City engineers presented four alternatives for the North Carroll Avenue and Lakewood Drive intersection and asked the City Council for feedback; council members signaled support for a modified version of the original design while asking staff for more analysis of a signalized option.
The presentation by City Engineer Jeff Ginn summarized past corridor studies, current construction status (about 45% complete by contract value) and findings from a new median-access study. Ginn said updated crash data met signal warrant 7 (crash experience), a threshold not met in prior studies, and described the four alternatives: the original design included median revisions and left‑turn lane changes (Option A); a slight geometric modification preserved most safety benefits while improving driveway access (Option B); a signalized intersection would permit protected left/through/right movements and reduce conflict points most significantly but add capital and operations costs (Option C, estimated additional capital ≈ $775,000 plus about $75,000 for a driveway relocation); and a no‑build option would remove phase‑4 work from the current contract and preserve current access (Option D).
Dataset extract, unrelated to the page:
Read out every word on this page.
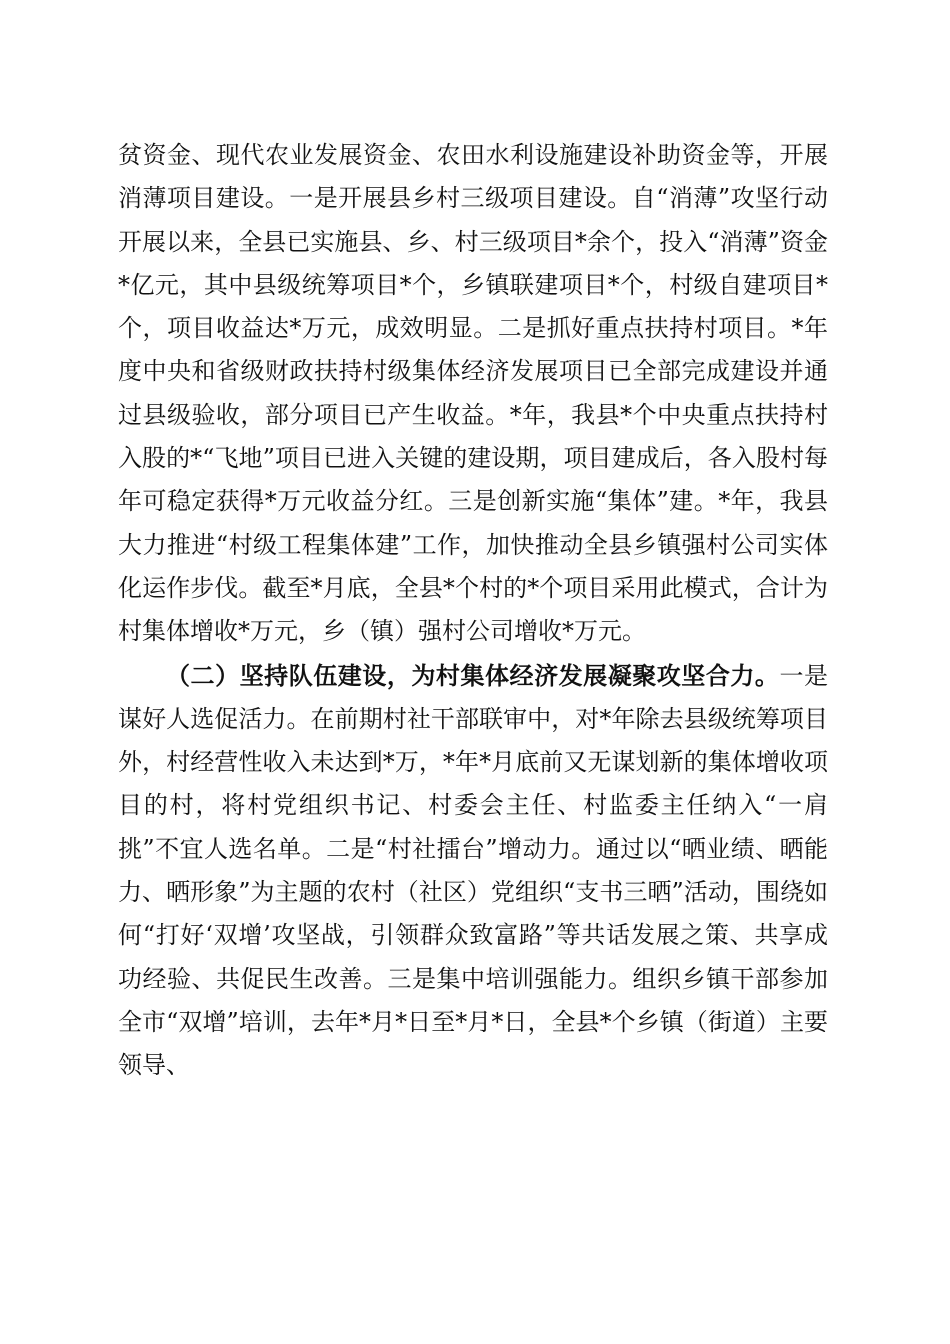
贫资金、现代农业发展资金、农田水利设施建设补助资金等，开展消薄项目建设。一是开展县乡村三级项目建设。自“消薄”攻坚行动开展以来，全县已实施县、乡、村三级项目*余个，投入“消薄”资金*亿元，其中县级统筹项目*个，乡镇联建项目*个，村级自建项目*个，项目收益达*万元，成效明显。二是抓好重点扶持村项目。*年度中央和省级财政扶持村级集体经济发展项目已全部完成建设并通过县级验收，部分项目已产生收益。*年，我县*个中央重点扶持村入股的*“飞地”项目已进入关键的建设期，项目建成后，各入股村每年可稳定获得*万元收益分红。三是创新实施“集体”建。*年，我县大力推进“村级工程集体建”工作，加快推动全县乡镇强村公司实体化运作步伐。截至*月底，全县*个村的*个项目采用此模式，合计为村集体增收*万元，乡（镇）强村公司增收*万元。

（二）坚持队伍建设，为村集体经济发展凝聚攻坚合力。一是谋好人选促活力。在前期村社干部联审中，对*年除去县级统筹项目外，村经营性收入未达到*万，*年*月底前又无谋划新的集体增收项目的村，将村党组织书记、村委会主任、村监委主任纳入“一肩挑”不宜人选名单。二是“村社擂台”增动力。通过以“晒业绩、晒能力、晒形象”为主题的农村（社区）党组织“支书三晒”活动，围绕如何“打好‘双增’攻坚战，引领群众致富路”等共话发展之策、共享成功经验、共促民生改善。三是集中培训强能力。组织乡镇干部参加全市“双增”培训，去年*月*日至*月*日，全县*个乡镇（街道）主要领导、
Council and staff emphasized that no vote was taken; staff asked for direction so construction sequencing is not delayed. Ginn said options A and B could be implemented without a separate bid package, while Option C would require design and separate bidding because the cost would exceed public-contract change‑order thresholds. He also said installing a signal would require coordination with TxDOT for timing with the SH‑114 interchange.
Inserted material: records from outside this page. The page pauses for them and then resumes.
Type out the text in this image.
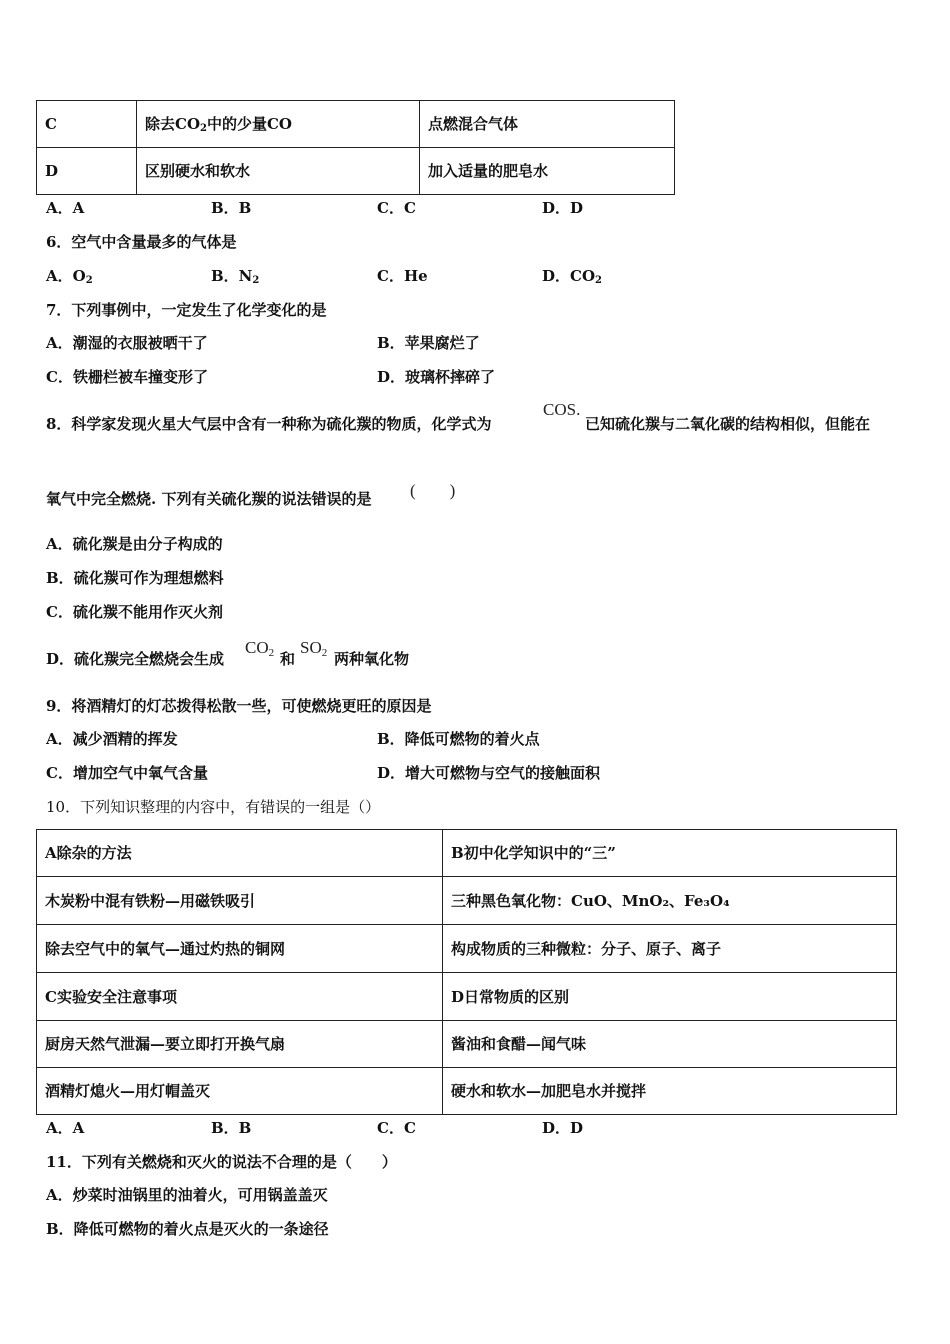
C	除去$CO_2$中的少量CO	点燃混合气体
D	区别硬水和软水	加入适量的肥皂水
A．A	B．B	C．C	D．D
6．空气中含量最多的气体是
A．$O_2$	B．$N_2$	C．He	D．$CO_2$
7．下列事例中，一定发生了化学变化的是
A．潮湿的衣服被晒干了	B．苹果腐烂了
C．铁栅栏被车撞变形了	D．玻璃杯摔碎了
8．科学家发现火星大气层中含有一种称为硫化羰的物质，化学式为
COS.
已知硫化羰与二氧化碳的结构相似，但能在
氧气中完全燃烧. 下列有关硫化羰的说法错误的是 (　　)
A．硫化羰是由分子构成的
B．硫化羰可作为理想燃料
C．硫化羰不能用作灭火剂
D．硫化羰完全燃烧会生成
$CO_2$ 和
$SO_2$ 两种氧化物
9．将酒精灯的灯芯拨得松散一些，可使燃烧更旺的原因是
A．减少酒精的挥发	B．降低可燃物的着火点
C．增加空气中氧气含量	D．增大可燃物与空气的接触面积
10．下列知识整理的内容中，有错误的一组是（）
A除杂的方法	B初中化学知识中的“三”
木炭粉中混有铁粉—用磁铁吸引	三种黑色氧化物：CuO、MnO₂、Fe₃O₄
除去空气中的氧气—通过灼热的铜网	构成物质的三种微粒：分子、原子、离子
C实验安全注意事项	D日常物质的区别
厨房天然气泄漏—要立即打开换气扇	酱油和食醋—闻气味
酒精灯熄火—用灯帽盖灭	硬水和软水—加肥皂水并搅拌
A．A	B．B	C．C	D．D
11．下列有关燃烧和灭火的说法不合理的是（　　）
A．炒菜时油锅里的油着火，可用锅盖盖灭
B．降低可燃物的着火点是灭火的一条途径
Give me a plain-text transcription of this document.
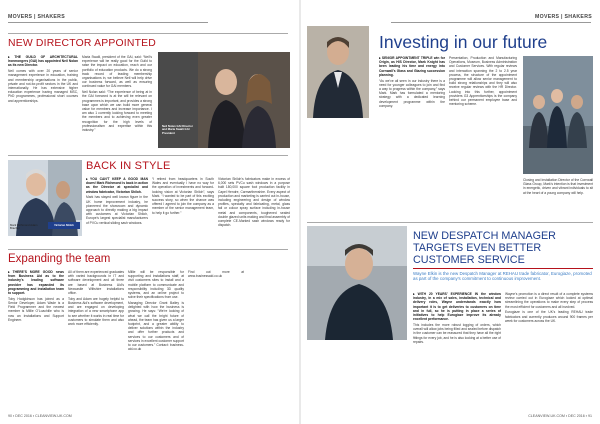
MOVERS | SHAKERS
NEW DIRECTOR APPOINTED

▸ THE GUILD OF ARCHITECTURAL Ironmongers (GAI) has appointed Neil Nolan as its new Director.

Neil comes with over 20 years of senior management experience in education, training and membership organisations in the public, private and not-for-profit sectors in the UK and internationally. He has extensive higher education experience having managed MSC, PhD programmes, professional short courses and apprenticeships.

Maria Swaili, president of the GAI, said: “Neil’s experience will be really good for the Guild to raise the impact on education, reach and our portfolio of education products. We do a strong track record of leading membership organisations in, we believe Neil will help drive our business forward, as well as ensuring continued value for GAI members.

Neil Nolan said: “The experience of being at in the GAI foreword is at the will be relevant on programmes is important, and provides a strong base upon which we can build more general value for members and increase importance. I am also 1 currently looking forward to meeting the members and to achieving even greater recognition for the high levels of professionalism and expertise within this industry.”

Neil Nolan GAI Director and Maria Swaili GAI President
Victorian Shiloh
Mark Richmond Adam Bracher
BACK IN STYLE

▸ YOU CAN’T KEEP A GOOD MAN down! Mark Richmond is back in action as the Director at specialist and window fabricator, Victorian Shiloh.

Mark has stayed well known figure in the UK home improvement industry, he pioneered the showroom and dynamic approach to directly making a big impact with customers at Victorian Shiloh, Europe’s largest specialist manufacturers of PVCu vertical sliding sash windows.

“I retired from headquarters in South Wales and eventually I have no way for the operation of investments and forward-looking vision at Victorian Shiloh”, says Mark. “I wanted to be part of this exciting success story, so when the chance was offered I agreed to join the company as a member of the senior management team, to help it go further.”

Victorian Shiloh’s fabricators make in excess of 6,000 sets PVCu sash windows in a purpose built 180,000 square foot production facility in Capel Hendre, Carmarthenshire. Every aspect of production and marketing is carried out in-house, including engineering and design of window profiles, specialty and fabricating, metal, glass fail or colour spray surface including in-house metal and components, toughened sealed double glazed units making and final assembly of complete CE-Marked sash windows ready for dispatch.

Expanding the team

▸ THERE’S MORE GOOD news from Business Aid as to the industry’s leading software provider has expanded its programming and installation team to support.

Toby Hodgkinson has joined as a Senior Developer, Adam Wade is a Field Programmer and the newest member is Millie O’Loachiile who is now an Installations and Support Engineer.

All of them are experienced graduates with varied backgrounds in IT and software development and all three are based at Business Aid’s Newcastle Wiltshire installations office.

Toby and Adam are hugely helpful to Business Aid’s software development, and are engaged on developing integration of a new smartphone app to see whether it works in real time for customers to simulate them and also work more efficiently.

Millie will be responsible for supporting and installations staff, at visit customers sites to install and a mobile platform to communicate and responsibility including 3D quality systems, and an online project to solve their specifications from use.

Managing Director Grant Bailey is delighted with how the business is growing. He says: “We’re looking of what we call the bright future of ahead, the team has given us a larger footprint, and a greater ability to deliver solutions within the industry and offer further products and services to our customers and of services in excellent customer support to our customers.” Contact: business-aid.co.uk

Find out more at www.businessaid.co.uk

90 ▪ DEC 2016 ▪ CLEANVIEW-UK.COM
MOVERS | SHAKERS
Investing in our future

▸ SENIOR APPOINTMENT TRIPLE win for Origin, as HIS Director, Mark Knight has been leading his time and energy into Cornwall’s Glass and Glazing succession planning.

“As we’ve all seen in our industry there is a need for younger colleagues to join and find a way to progress within the company,” says Mark. Mark has formulated a mentoring strategy with a dedicated learning development programme within the company.

Presentation, Production and Manufacturing Operations, Museum, Business Administration and Customer Services. With regular reviews and interaction spanning the 2 to 2.5 year process, the structure of the appointment programme will allow senior management to build strong relationships and they will also receive regular reviews with the HR Director. Looking into this further, appointment providers G3 Apprenticeships is the company behind our permanent employee base and mentoring scheme.

Closing and Installation Director of the Cornwall Glass Group, Mark’s intention is that investment in energetic, driven and vibrant individuals to sit at the heart of a young company will help.

NEW DESPATCH MANAGER TARGETS EVEN BETTER CUSTOMER SERVICE
Wayne Elkin is the new Despatch Manager at REHAU trade fabricator, Eurogiaze, promoted as part of the company’s commitment to continuous improvement.

▸ WITH 20 YEARS’ EXPERIENCE IN the window industry, in a mix of sales, installation, technical and delivery roles, Wayne understands exactly how important it is to get deliveries to customers on time and in full, so he is putting in place a series of initiatives to help Eurogiaze improve its already excellent performance.

This includes the more robust logging of orders, which overall will allow jobs being filled and sealed before dispatch in the customer can be reassured that they have all the right fittings for every job, and he is also looking at a better use of repairs.

Wayne’s promotion is a direct result of a complete systems review carried out in Eurogiaze which looked at optimal streamlining the operations to make every step of process the most efficient for customers and all involved.

Eurogiaze is one of the UK’s leading REHAU trade fabricators and currently produces around 900 frames per week for customers across the UK.

CLEANVIEW-UK.COM ▪ DEC 2016 ▪ 91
Nearby business owners and residents made extensive public comments focused on access and safety. Chris Lott, owner of the Landmark office building (750–756 N. Carroll Ave.), said extending the median would remove northbound access to his property and force difficult U‑turns near SH‑114, which are unsafe for trucks and larger vehicles. Multiple Lakewood Acres residents described the neighborhood as a “sleepy” area with no sidewalks and children at play, recounted crashes near the intersection and urged the council to avoid routing commercial egress onto Lakewood Drive. Residents proposed lower‑cost alternatives — dual left‑turn lanes to westbound SH‑114, speed‑display signs, clearer hooded‑right markings and reciprocal cross‑lot access — as interim measures.
Council discussion ultimately coalesced around Option B (the modified original design) as a near‑term path forward while requesting additional analysis of a signalized Option C that would remove the most conflict points. Council asked staff to return with refined information about signal timing, stacking impacts for Lakewood Drive, and whether a version of a signal could be designed that preserved no direct commercial access onto Lakewood. No formal motion or binding direction was recorded tonight.
What happens next: staff will refine the alternatives, provide additional signal‑timing and stacking analyses, and notify nearby residents about the next meeting.